4.  Two key Obama administration officials were grilled this morning at the House of Representatives Select Committee on Energy Independence and Global Warming hearing:
Two key Obama Administration scientists were grilled this morning about Climategate at a hearing of the House of Representatives Select Committee on Energy Independence and Global Warming this morning. The hearing, originally meant to be a review of climate science before Copenhagen, got personal. The hearing suggests that the release of some 1000 e-mails among scientists at the University of East Anglia's Climate Research Unit (CRU) could have long-lasting political implications, as political foes of greenhouse gas controls are citing them as evidence that the science behind the campaign to reduce greenhouse gas emissions is rigged.

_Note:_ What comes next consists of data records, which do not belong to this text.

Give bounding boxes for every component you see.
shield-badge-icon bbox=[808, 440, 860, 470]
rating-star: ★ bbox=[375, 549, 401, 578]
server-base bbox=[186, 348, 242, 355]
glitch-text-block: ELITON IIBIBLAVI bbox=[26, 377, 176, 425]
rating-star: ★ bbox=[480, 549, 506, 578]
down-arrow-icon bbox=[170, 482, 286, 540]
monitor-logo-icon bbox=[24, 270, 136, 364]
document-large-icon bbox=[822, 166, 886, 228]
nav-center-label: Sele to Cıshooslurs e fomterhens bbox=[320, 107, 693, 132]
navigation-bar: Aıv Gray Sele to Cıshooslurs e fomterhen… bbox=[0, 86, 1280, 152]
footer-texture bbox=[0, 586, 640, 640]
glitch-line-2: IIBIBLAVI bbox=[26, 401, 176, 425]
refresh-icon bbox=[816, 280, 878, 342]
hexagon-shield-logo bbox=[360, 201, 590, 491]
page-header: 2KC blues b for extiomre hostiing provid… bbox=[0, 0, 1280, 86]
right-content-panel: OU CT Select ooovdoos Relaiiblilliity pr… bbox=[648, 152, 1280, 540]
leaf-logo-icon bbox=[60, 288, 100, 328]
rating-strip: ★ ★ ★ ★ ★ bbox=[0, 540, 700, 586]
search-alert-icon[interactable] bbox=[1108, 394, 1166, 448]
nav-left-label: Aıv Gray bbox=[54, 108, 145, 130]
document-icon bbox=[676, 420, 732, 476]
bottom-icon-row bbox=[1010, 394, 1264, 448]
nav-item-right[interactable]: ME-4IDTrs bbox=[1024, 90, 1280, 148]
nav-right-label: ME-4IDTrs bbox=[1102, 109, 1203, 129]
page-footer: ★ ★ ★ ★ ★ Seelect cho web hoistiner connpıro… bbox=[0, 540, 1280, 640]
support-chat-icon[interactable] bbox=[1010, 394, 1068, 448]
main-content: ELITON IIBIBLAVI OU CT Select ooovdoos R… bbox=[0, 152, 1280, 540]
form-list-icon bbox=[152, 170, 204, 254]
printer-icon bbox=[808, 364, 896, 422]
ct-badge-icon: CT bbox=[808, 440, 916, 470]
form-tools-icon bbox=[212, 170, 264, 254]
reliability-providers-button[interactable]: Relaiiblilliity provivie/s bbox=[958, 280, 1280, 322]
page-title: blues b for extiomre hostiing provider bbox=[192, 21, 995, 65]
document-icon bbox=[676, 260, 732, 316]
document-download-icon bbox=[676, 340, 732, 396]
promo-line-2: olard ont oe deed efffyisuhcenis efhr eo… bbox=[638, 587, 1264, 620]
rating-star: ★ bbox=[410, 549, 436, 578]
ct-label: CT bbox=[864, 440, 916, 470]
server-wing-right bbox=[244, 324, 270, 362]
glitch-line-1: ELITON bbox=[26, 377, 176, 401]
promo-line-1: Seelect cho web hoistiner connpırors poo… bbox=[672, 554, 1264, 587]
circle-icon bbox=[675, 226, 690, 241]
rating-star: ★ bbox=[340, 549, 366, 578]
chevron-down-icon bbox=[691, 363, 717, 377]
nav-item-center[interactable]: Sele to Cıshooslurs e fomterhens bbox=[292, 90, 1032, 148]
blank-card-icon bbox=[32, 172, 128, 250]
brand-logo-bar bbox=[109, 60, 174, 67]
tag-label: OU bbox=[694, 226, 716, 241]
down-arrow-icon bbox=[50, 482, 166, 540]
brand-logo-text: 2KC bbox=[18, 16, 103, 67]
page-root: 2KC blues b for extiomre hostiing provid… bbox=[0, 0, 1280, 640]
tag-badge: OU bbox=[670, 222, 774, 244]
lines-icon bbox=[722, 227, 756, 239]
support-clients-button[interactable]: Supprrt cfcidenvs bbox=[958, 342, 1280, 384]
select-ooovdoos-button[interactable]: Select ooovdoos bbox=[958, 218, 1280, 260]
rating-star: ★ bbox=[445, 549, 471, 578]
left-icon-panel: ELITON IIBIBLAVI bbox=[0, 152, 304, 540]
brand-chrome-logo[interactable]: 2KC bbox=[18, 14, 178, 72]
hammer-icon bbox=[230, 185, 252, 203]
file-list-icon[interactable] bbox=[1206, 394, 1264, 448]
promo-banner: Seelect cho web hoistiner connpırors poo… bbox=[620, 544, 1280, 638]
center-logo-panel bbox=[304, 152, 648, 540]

Ranking member James Sensenbrenner (R–WI) led the assault, attacking John Holdren, the president's science adviser. Sensenbrenner, a former chair of the House Science committee, quoted an e-mail from 2003 in which Holdren called scientists Willie Soon and Sallie Baliunas "amateurs" at interpreting climate data and said that their findings are "flawed."

"How can you be objective on this?" said Sensenbrenner, pointing to the exchange. Holdren said he had come to his views by careful analysis, and his only "bias" was that he had read the Soon and Baliunas paper and found its findings wanting.
I have to agree with Wall Street Journal blogger, Russell Gold,
Who stole the emails is an ongoing mystery and whether they paint a picture of scientific malfeasance or just good old-fashioned venting is a matter of heated debate. This much is known: the debate over global warming is now not a scientific disagreement or even a political debate. It’s all-out ideological warfare.